Однако не думать о них он не мог. Впервые в жизни осаждали его сомнения. Но он упрямо гнал их прочь, стараясь доказать себе, что во всем виновата лишь тайга.
«И зачем я сюда поехал!..» — уже в который раз мысленно повторял он, с тоской посматривая на мрачные деревья.
Тем временем Андрей Иванович закончил работу и захлопнул тетрадь.
— Ну, что ж… Пойдем пить чай.
Они выбрались из леса и направились к пригорку.
Но что это? Костер погас. Возле него никого нет. Где же Наташа?
Андрей Иванович осмотрелся по сторонам и крикнул. Ответа не последовало. Он снова крикнул. И снова молчание. Он бросился к реке. Потом к лесу. Наташи нигде не было…
Как прежде, тишина стояла над таинственной рекой, которая словно смеялась над бесчисленными несчастьями людей, осмелившихся проникнуть в ее владения.
Глава двенадцатая
НАПАДЕНИЕ С ВОЗДУХА
Суровые скалы темнели над глухой таежной рекой. Будто безмолвные каменные часовые, стерегущие владения злых духов, высились они над ее берегами. Ничтожно жалкими казались по сравнению с ними вековые ели и кедры. Подобно грозным изваяниям, вознеслись они к самому небу, загораживая солнце и останавливая ветер. Тишина и мрак навечно поселились у подножия этих гигантов, одним своим видом предостерегающих смельчаков о тщетности проникнуть в великую тайну здешних мест.

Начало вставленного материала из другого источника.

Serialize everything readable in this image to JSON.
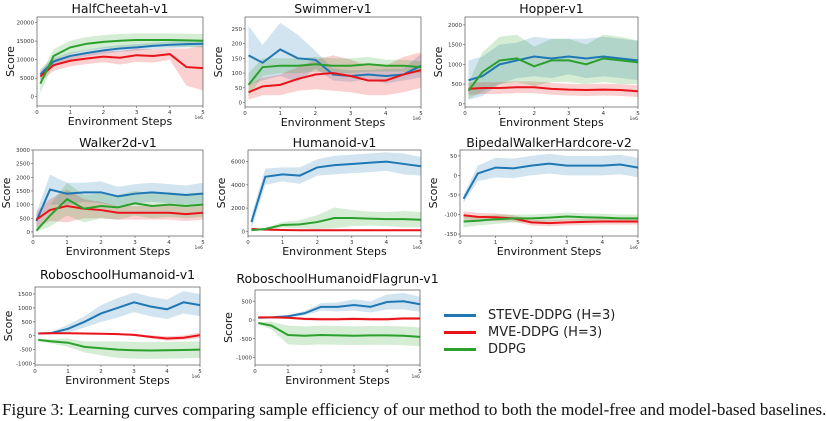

Но вот здесь появился человек. Человек шел прямо к утесам. Шел смело и решительно. Он уже почти приблизился к скалам… Но тут его движения замедлились. Он стал испуганно озираться по сторонам. Им овладел ужас при виде пятен крови, застывшей на каменистой почве. А еще страшнее было то, что в ответ на его призывы откуда-то снизу доносился другой голос.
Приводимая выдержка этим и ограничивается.